Nein, irgendwie noch nicht. Das ganze Jahr war voll mit Wagner. Meistens zeichne ich nachts oder einfach zwischendurch, um ein wenig runterzukommen. Das ist meine Art, um ruhiger zu werden. Manchmal höre ich dabei einen Podcast oder ein Hörbuch. Ich merke dann, wie der Körper reagiert und sich beruhigt. Beim Malen entführt mich mein Kopf in Fantasiewelten. Meine Bilder sind beeinflusst vom Surrealismus, der fantastischen Malerei, der spanischen Kultur. Dali, Picasso, Velasquez und vor allem Hieronymus Bosch. Diese Motive komplexer Art, der Mensch im Vordergrund und die großen Themen wie Stärke und Schwäche, Geburt und Tod, Liebe, Treue und Loyalität – das alles steckt auch in Wagners Musik. Durch den Orchestergraben fliegt manchmal eine Fledermaus – wir nennen sie Cosima – das hat etwas Surreales, beide Welten berühren sich.

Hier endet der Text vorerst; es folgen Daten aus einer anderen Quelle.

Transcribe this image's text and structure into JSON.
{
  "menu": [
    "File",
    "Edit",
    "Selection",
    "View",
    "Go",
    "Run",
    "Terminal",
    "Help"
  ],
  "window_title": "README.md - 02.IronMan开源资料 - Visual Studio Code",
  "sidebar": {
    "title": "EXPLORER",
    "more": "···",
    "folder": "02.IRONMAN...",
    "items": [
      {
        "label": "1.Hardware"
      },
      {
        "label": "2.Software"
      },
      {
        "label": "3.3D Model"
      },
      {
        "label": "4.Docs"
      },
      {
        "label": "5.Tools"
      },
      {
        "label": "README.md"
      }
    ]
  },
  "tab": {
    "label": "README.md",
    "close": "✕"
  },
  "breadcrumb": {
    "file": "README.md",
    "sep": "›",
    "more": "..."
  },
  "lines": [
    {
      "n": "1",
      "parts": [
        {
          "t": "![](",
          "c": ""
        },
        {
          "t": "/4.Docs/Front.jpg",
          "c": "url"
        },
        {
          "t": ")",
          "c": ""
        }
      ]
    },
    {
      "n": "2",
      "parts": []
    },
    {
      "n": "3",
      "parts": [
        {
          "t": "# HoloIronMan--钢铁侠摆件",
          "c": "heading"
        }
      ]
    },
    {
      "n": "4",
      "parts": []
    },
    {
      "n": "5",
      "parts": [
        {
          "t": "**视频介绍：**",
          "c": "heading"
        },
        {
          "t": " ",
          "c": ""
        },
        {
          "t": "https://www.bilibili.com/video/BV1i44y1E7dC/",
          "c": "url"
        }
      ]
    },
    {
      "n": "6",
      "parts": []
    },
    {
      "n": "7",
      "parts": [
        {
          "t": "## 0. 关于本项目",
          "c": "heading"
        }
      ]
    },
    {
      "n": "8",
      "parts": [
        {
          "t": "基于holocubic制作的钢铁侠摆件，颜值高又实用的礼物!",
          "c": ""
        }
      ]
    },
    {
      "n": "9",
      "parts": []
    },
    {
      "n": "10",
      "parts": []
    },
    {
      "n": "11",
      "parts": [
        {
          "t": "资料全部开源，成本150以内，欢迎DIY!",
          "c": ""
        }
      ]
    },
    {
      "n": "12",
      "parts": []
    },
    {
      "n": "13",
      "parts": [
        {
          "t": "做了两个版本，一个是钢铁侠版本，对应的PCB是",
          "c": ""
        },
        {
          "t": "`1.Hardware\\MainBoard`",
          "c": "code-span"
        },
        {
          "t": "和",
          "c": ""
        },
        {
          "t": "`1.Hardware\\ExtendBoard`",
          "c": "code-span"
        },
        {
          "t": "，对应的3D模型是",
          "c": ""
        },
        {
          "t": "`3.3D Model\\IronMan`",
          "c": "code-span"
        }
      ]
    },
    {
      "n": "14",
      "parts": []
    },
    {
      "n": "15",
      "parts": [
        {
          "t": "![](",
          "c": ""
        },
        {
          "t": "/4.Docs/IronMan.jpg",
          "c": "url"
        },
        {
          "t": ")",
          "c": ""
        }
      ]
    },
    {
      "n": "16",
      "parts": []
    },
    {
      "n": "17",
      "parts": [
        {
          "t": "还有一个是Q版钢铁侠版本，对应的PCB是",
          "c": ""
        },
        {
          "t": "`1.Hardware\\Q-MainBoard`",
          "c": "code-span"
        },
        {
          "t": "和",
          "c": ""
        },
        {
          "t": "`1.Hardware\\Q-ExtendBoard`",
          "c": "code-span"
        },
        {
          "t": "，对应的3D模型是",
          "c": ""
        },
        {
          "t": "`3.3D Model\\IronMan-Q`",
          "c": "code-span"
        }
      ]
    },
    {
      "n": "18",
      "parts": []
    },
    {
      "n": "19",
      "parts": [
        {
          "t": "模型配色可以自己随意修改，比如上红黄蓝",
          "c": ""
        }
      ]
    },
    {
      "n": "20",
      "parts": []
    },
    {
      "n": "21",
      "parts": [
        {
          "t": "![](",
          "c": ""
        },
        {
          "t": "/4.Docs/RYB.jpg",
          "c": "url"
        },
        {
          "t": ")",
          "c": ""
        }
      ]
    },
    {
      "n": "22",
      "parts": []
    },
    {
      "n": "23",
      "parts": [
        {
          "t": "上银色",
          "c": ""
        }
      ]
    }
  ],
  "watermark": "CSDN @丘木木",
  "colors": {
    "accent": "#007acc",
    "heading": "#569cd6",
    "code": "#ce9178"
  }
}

Warum ist Bayreuth für Sie so besonders?

Ich bin ein großer Optimist, die Festspiele haben so lange überlebt und Millionen von Menschen beglückt, sie werden auch jetzt weiterleben. Es ist selbstverständlich, dass man sich in Liebe aufopfert für diese Idee. Wenn sie in München wären, bekämen sie nicht diese große Aufmerksamkeit. So ein Konstrukt in einer kleinen Stadt, mit einer eigenen Scheune, in der kein Verdi und auch kein Mozart gespielt werden, finden Sie nirgendwo auf der Erde. Wir versuchen alle, immer noch besser zu werden, die Menschen glücklich zu machen oder zum Nachdenken zu bringen und dazu beizutragen, dass sie diese Musik genießen können.

Hintergrund:

Zur Person
: Der slowakische Violinist Juraj Cizmarovic ist ein renommierter Musiker und Preisträger mehrerer internationaler Wettbewerbe. Von 1990 bis 2004 war Konzertmeister im Gürzenich Orchester Köln. Danach erfolgte der Wechsel zum WDR Rundfunkorchester als erster Konzertmeister. Seit 1997 ist Juraj Cizmarovic Konzertmeister des Bayreuther Festspielorchesters. Der 60-Jährige ist weltweit auch als Solist unterwegs und widmet sich der Kammermusik, dem Dirigieren und dazu der Malerei. Seine aktuelle Ausstellung, die zweite in Bayreuth, ist noch bis zum 28. August geöffnet, Dienstag bis Donnerstag, von 11 bis 15 Uhr, Freitag bis Sonntag, von 11 bis 17 Uhr.

Benefizkonzert:
 Ein Ensemble des Bayreuther Festspielorchesters unter der Leitung con Juraj Cizmarovic gibt am Dienstag, 23. August, 19.30 Uhr, ein Benefizkonzert in der Kirche St. Hedwig. Auf dem Programm stehen Werke von Mozart, Puccini, Piazolla, Zeljenka und Britten. Das Kammerorchester spielt zugunsten der Lebenswerk gGmbH. Die Bibliothek mit speziellen Büchern und Lernhilfen soll wieder aufgebaut werden.